Berlin — Prosecutors in Germany are holding a mother and a grandparent accused of keeping the woman’s eight-year-old daughter captive in a small German town home for nearly her entire life.
There are still many unanswered questions in this case, but the details that have emerged are shocking: The girl was allegedly held in a house in Attendorn, about 20 miles east of Cologne, for nearly seven years. After being rescued by police, the girl said she had never seen a forest or meadow or ridden in a car, according to local newspaper Sauerlandkurier, citing documents from a regional children’s hospital.
Police and local child protective services searched the home on September 23 and rescued the girl. A medical examination found her to be in relatively good health and she was placed in emergency foster care.
The public prosecutor’s office in Siegen said the child’s mother and grandparents are under official investigation.
The girl showed no clear signs of physical abuse or malnutrition, prosecutors said.
“However, the girl has never seen the outside world,” senior prosecutor Patrick Baron von Grothus told German news agency DPA. He said the girl was believed to have lived at the home in Attendorn for almost seven years, never being allowed to leave. She was able to talk and walk but “could hardly climb stairs on her own or cross uneven ground”.
The senior prosecutor of the German city of Siegen, Patrick Baron von Grotthuss, speaks to a reporter in his office November 7, 2022. Reuters
The mother and grandparents did not provide any information to investigators, officials said.
In 2014, the mother reportedly told the girl’s father, from whom she had separated before her daughter was born, that she wanted to move to Italy with their child. But suspicions began to grow that he had gone ahead with this plan, despite providing a shipping address in Italy.
In September 2015, the father told child protective services that he had seen the mother walking around town several times. When questioned by authorities, the grandparents said their daughter had moved to Italy with the child.
The father said the letters and gifts he sent his daughter to the Italian address were all returned unopened.
Child protective services also received anonymous tips that the mother, at least, could be in Attendorn. Recent attempts by authorities to contact the grandparents were rebuffed and officials were denied access to the home.
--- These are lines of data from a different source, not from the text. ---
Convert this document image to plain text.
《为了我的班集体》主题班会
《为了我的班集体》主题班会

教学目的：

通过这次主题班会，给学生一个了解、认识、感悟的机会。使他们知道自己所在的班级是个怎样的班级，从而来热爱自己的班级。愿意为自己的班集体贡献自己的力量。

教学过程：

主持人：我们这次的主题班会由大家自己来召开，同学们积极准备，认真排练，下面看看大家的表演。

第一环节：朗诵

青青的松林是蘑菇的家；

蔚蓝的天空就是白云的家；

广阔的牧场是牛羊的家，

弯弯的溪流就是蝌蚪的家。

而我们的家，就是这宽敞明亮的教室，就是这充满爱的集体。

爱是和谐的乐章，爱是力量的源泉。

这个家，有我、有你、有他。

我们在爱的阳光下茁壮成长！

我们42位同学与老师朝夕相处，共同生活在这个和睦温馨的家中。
The grandparents did not allow the police to enter the house, but due to a lack of evidence, no search warrant was issued.
A house in the western German city of Attendorn where a girl was rescued after she was reportedly held captive by her mother and grandparents for most of her life is seen November 7, 2022. Reuters
Finally, a relative on the mother’s side of the family contacted police and said he and his wife had recently visited the relatives in Italy with whom the girl and her mother were supposed to be staying. Italian relatives said neither mother nor daughter had ever lived there.
The girl’s mother then came by phone to the grandparents’ home in Attendorn, and authorities finally got the search warrant they needed.
The mother and grandparents face charges of unlawful deprivation of liberty and abuse.
Family acquaintances are also being questioned.
The next step, according to von Grotthuss, is a thorough evaluation of the little girl’s mental and physical condition, and he said it was “very likely” that the mother would also be psychiatrically examined and, if necessary, the other accused.